WATERTOWN, N.Y. (WWNY) -
Rarely, in the last two decades has a playwriting debut created such a stir as Sarah DeLappe’s off-Broadway hit, The Wolves. Pulitzer Prize finalist, the play also placed in or won several other high profile contests, including the Yale Drama Prize, The Relentless Award, and the Sky Cooper New American Play Award- an astonishing feat. I have never heard of a play placing in all these contests.
The Wolves is a high school indoors girls’ soccer team and the play unfolds in a series of scenes before games while the players stretch and warm up. There is no set-up or “inciting incident”, nor is there a particularly focused central question. The Girls, (all the characters are recognized by their jersey numbers and not names) talk in overlapping, sometimes dual conversations about everything from feminine protection products to fate of 90 year old former Khmer Rouge criminal who committed horrible acts of genocide in the Vietnam War and was recently arrested. I kept waiting for the dialogue to lead to a plot or help with story structure, but it didn’t. I was put off by the lack of plot and story at first but because the dialogue is so sharp, authentic, and kinetic I quickly got caught up in the girls’ stories/lives. Of course it helps that the play is smashingly well acted by an incredible ensemble and directed brilliantly by Melissa Rain Anderson.
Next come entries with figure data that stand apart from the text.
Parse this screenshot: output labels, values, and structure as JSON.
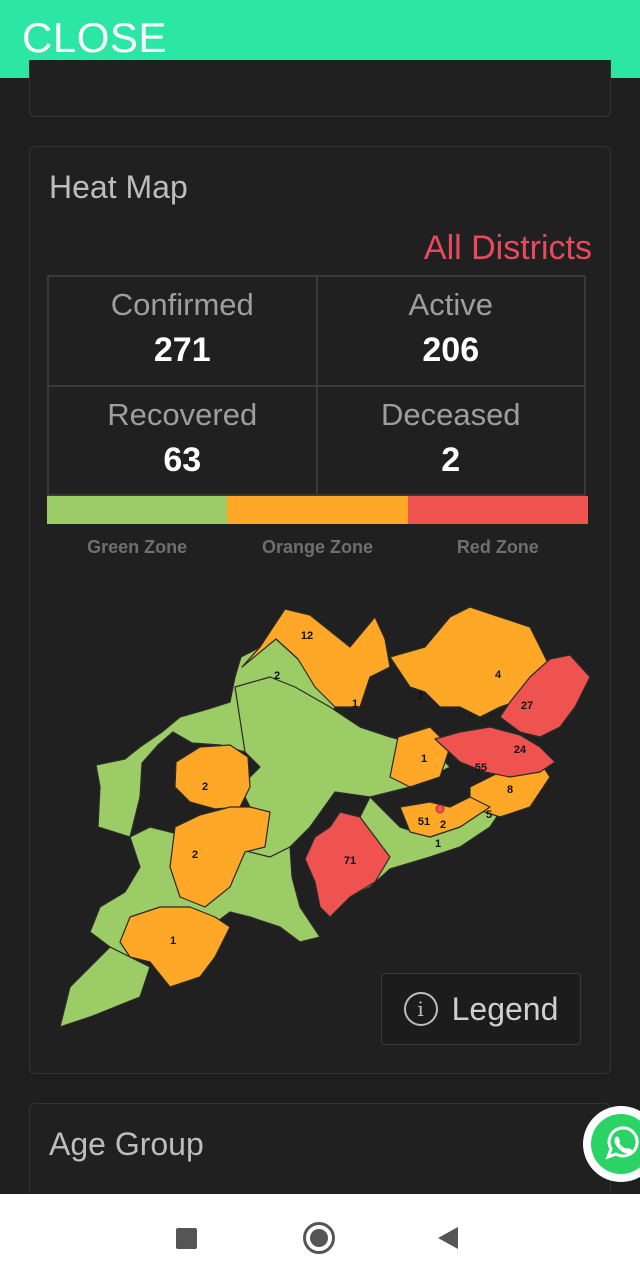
{
  "header": {
    "close_label": "CLOSE"
  },
  "heat_map": {
    "title": "Heat Map",
    "district_filter": "All Districts",
    "stats": {
      "confirmed": {
        "label": "Confirmed",
        "value": "271"
      },
      "active": {
        "label": "Active",
        "value": "206"
      },
      "recovered": {
        "label": "Recovered",
        "value": "63"
      },
      "deceased": {
        "label": "Deceased",
        "value": "2"
      }
    },
    "zones": [
      {
        "label": "Green Zone",
        "color": "#9ccc65"
      },
      {
        "label": "Orange Zone",
        "color": "#ffa726"
      },
      {
        "label": "Red Zone",
        "color": "#ef5350"
      }
    ],
    "district_counts": [
      "12",
      "2",
      "1",
      "2",
      "4",
      "27",
      "24",
      "1",
      "55",
      "8",
      "2",
      "51",
      "5",
      "1",
      "2",
      "2",
      "71",
      "1"
    ],
    "legend_label": "Legend"
  },
  "age_group": {
    "title": "Age Group"
  }
}
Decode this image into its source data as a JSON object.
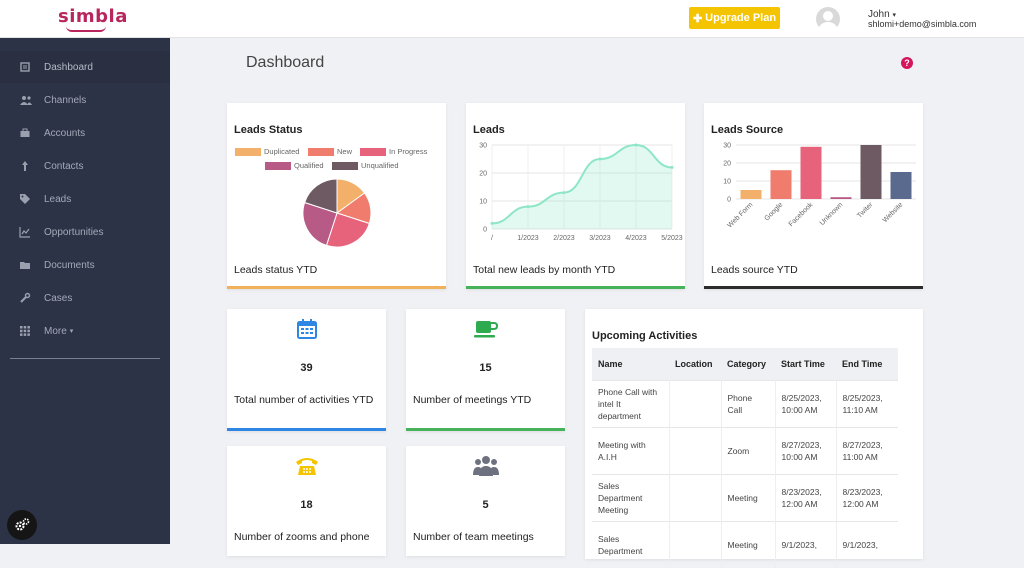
{
  "header": {
    "logo": "simbla",
    "upgrade_label": "Upgrade Plan",
    "user_name": "John",
    "user_email": "shlomi+demo@simbla.com"
  },
  "sidebar": {
    "items": [
      {
        "label": "Dashboard",
        "icon": "dashboard-icon"
      },
      {
        "label": "Channels",
        "icon": "users-icon"
      },
      {
        "label": "Accounts",
        "icon": "briefcase-icon"
      },
      {
        "label": "Contacts",
        "icon": "person-icon"
      },
      {
        "label": "Leads",
        "icon": "tags-icon"
      },
      {
        "label": "Opportunities",
        "icon": "chart-line-icon"
      },
      {
        "label": "Documents",
        "icon": "folder-icon"
      },
      {
        "label": "Cases",
        "icon": "wrench-icon"
      },
      {
        "label": "More",
        "icon": "grid-icon"
      }
    ]
  },
  "page": {
    "title": "Dashboard",
    "help": "?"
  },
  "cards": {
    "leads_status": {
      "title": "Leads Status",
      "footer": "Leads status YTD"
    },
    "leads": {
      "title": "Leads",
      "footer": "Total new leads by month YTD"
    },
    "leads_source": {
      "title": "Leads Source",
      "footer": "Leads source YTD"
    }
  },
  "stats": [
    {
      "value": "39",
      "label": "Total number of activities YTD",
      "icon": "calendar-icon"
    },
    {
      "value": "15",
      "label": "Number of meetings YTD",
      "icon": "coffee-cup-icon"
    },
    {
      "value": "18",
      "label": "Number of zooms and phone",
      "icon": "phone-icon"
    },
    {
      "value": "5",
      "label": "Number of team meetings",
      "icon": "team-icon"
    }
  ],
  "activities": {
    "title": "Upcoming Activities",
    "columns": [
      "Name",
      "Location",
      "Category",
      "Start Time",
      "End Time"
    ],
    "rows": [
      {
        "name": "Phone Call with intel It department",
        "location": "",
        "category": "Phone Call",
        "start": "8/25/2023, 10:00 AM",
        "end": "8/25/2023, 11:10 AM"
      },
      {
        "name": "Meeting with A.I.H",
        "location": "",
        "category": "Zoom",
        "start": "8/27/2023, 10:00 AM",
        "end": "8/27/2023, 11:00 AM"
      },
      {
        "name": "Sales Department Meeting",
        "location": "",
        "category": "Meeting",
        "start": "8/23/2023, 12:00 AM",
        "end": "8/23/2023, 12:00 AM"
      },
      {
        "name": "Sales Department",
        "location": "",
        "category": "Meeting",
        "start": "9/1/2023,",
        "end": "9/1/2023,"
      }
    ]
  },
  "colors": {
    "brand": "#b8265d",
    "upgrade": "#f5c400",
    "sidebar": "#2d3347",
    "help": "#d5145b"
  },
  "chart_data": [
    {
      "type": "pie",
      "title": "Leads Status",
      "legend_position": "top",
      "categories": [
        "Duplicated",
        "New",
        "In Progress",
        "Qualified",
        "Unqualified"
      ],
      "values": [
        15,
        15,
        25,
        25,
        20
      ],
      "colors": [
        "#f2b06a",
        "#f07c6d",
        "#e7637c",
        "#b75a86",
        "#6e5a62"
      ]
    },
    {
      "type": "area",
      "title": "Leads",
      "categories": [
        "/",
        "1/2023",
        "2/2023",
        "3/2023",
        "4/2023",
        "5/2023"
      ],
      "values": [
        2,
        8,
        13,
        25,
        30,
        22
      ],
      "ylim": [
        0,
        30
      ],
      "yticks": [
        0,
        10,
        20,
        30
      ],
      "color": "#8de6c6",
      "grid": true
    },
    {
      "type": "bar",
      "title": "Leads Source",
      "categories": [
        "Web Form",
        "Google",
        "Facebook",
        "Unknown",
        "Twiter",
        "Website"
      ],
      "values": [
        5,
        16,
        29,
        1,
        30,
        15
      ],
      "colors": [
        "#f2b06a",
        "#f07c6d",
        "#e7637c",
        "#b75a86",
        "#6e5a62",
        "#5a6a8e"
      ],
      "ylim": [
        0,
        30
      ],
      "yticks": [
        0,
        10,
        20,
        30
      ],
      "grid": true
    }
  ]
}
The power of this play comes from its deceptive simplicity. It manages to emotionally involve the audience without a major incident until about three quarters of the way through the play. This makes it almost subversive. Its profoundness creeps up on you, and you are left raw, just like the members of the soccer team whose lives are turned upside down one fateful winter day. DeLappe is often compared to Annie Baker, whose hyper realism has earned a Pulitzer Prize. But, here in The Wolves, DeLappe, in my opinion has the upper hand, because the play is breezy and brief, and doesn’t get bogged down in excessive length or indulgent pauses and spaces. It helps to be quick when you are not that concerned with plot.
The Wolves, really is fantastic theater—in its own quiet way. And like most art that affects you, you will walk away not understanding how it bowled you over. Is it really important that you understand? No. But take my word go see it. It’s a knockout.